As the pandemic accelerated digital transformation, cloud computing has been a driver for change, with 77% of respondents agreeing that hosting applications and data in the cloud have improved efficiencies and productivity (or would improve them if cloud were implemented).

Critically ERP systems are a key technology with 70% agreeing that they give greater availability and control of stock. ERP refers to a suite of integrated software that businesses use to manage day-to-day business activities, such as sales order management, stock control, warehouse management, CRM and more.

When breaking down technologies that can make up an ERP solution, inventory/stock control (83%), sales order and enquiry management (83%) and accounting software (83%) were seen as the most effective elements when managing business processes. In a time when eCommerce has grown exponentially, integration with third party software, especially eCommerce, online shopping channels, route planning and online payment methods is key, with 40% citing this as a benefit of using a single central ERP system.
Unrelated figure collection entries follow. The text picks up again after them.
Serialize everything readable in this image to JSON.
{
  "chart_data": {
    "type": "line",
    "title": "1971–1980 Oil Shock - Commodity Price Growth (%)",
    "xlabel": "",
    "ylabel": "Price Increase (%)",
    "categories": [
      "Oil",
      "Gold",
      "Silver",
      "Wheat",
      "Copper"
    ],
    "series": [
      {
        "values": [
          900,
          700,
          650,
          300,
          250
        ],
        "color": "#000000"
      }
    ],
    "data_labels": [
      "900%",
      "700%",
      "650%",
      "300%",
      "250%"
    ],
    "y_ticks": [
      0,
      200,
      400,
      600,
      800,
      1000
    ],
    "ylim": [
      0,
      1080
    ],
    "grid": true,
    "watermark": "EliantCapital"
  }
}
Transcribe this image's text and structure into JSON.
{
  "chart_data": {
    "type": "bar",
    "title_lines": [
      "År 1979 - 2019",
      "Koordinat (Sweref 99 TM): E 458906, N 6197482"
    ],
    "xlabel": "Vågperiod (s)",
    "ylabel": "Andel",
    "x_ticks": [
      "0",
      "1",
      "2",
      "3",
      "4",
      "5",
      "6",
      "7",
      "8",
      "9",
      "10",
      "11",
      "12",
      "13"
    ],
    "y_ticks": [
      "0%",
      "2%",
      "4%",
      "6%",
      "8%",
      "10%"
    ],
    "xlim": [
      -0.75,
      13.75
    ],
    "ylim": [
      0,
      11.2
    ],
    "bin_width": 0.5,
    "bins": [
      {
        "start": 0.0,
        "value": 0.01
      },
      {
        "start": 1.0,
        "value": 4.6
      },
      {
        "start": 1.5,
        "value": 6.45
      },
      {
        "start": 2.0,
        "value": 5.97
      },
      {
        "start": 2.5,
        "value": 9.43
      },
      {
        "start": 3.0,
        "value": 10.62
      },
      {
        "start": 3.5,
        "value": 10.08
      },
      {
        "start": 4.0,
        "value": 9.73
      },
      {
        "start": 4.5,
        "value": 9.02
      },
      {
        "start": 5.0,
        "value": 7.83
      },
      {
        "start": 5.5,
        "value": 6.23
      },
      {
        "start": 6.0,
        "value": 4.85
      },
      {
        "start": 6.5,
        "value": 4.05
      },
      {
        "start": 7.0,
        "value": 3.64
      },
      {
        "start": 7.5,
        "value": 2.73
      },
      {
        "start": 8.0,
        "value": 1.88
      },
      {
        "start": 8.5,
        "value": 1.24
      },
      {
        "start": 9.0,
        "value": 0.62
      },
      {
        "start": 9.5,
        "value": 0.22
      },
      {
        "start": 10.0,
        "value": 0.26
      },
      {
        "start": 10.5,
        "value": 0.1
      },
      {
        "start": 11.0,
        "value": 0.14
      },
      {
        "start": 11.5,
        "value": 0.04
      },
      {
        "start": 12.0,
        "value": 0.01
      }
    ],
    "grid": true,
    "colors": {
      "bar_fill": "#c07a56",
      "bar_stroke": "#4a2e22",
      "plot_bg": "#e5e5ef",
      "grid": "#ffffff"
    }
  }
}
Lifestyle Appliances, a company that sells outdoor hearers, cookers, coolers, lights and much more, implemented a single ERP system, which brought immediate but also ongoing benefits. Director, Frank Spencer, comments: “As we transit out of the pandemic and return to what you might call the “new normal”, practices implemented during the pandemic and lockdown will be maintained as standard working practice as a result of them being recognised as a far more efficient way of conducting our business.”

The main barriers to deploying an integrated software solution were cost, with 47% citing it as a factor, down from 67% in 2019, followed by 34% with business disruption, finding a solution right for their business 30% and 25% with data security. Cost is often associated with the misconception that ERP systems are only for larger businesses, and the lack of information about affordable subscription-based models.

This year’s findings reflect the huge impact the pandemic has had across any business that holds stock. Supply chain uncertainties exacerbated by Brexit and the pandemic have impacted companies’ profitability.

Many smaller businesses just don’t have the ability or money to stockpile products to meet pent up demand, and now with the fuel crisis and war, they are having to take a pragmatic approach to supply customers.

Positively there is a greater degree of acceptance of cloud technology and understanding that ERP systems are not just for larger companies. Manual processes are still a hindrance as are disparate systems, both of which lead to inefficiencies. A single view of a business, especially of inventory levels, and integrated technologies will lead to better profitability, increased productivity and accurate data for planning. Retailers, caters and leisure facilities need to streamline their businesses like never before to ensure that they efficiently and quickly meet demand.”

Access to the full report is here: https://www.ogl.co.uk/profitability-in-uk-wholesale-businesses

OGL Software’s top 5 tips for a successful ERP implementation for catering and leisure businesses

1. Conduct a Business Process Review

2. Review and clean data – take the time to review and clean your customer, supplier and product data to ensure that only quality data is transferred to avoid further complication and data errors.

3. Select an ERP platform based on your future strategy and goals – choose a software solution that will grow with your business and support your needs in the future.

4. Don’t underestimate training – identify super users for each department so they can help to train staff moving forward, while taking ownership of business processes for their department.

5. Choose the right partner – invest in a software provider that can support you and help you to achieve maximum potential from your investment.

NB: survey was conducted in March 2022 and any comparison is to the same questions in September 2019. Respondents were given a number of options for each question.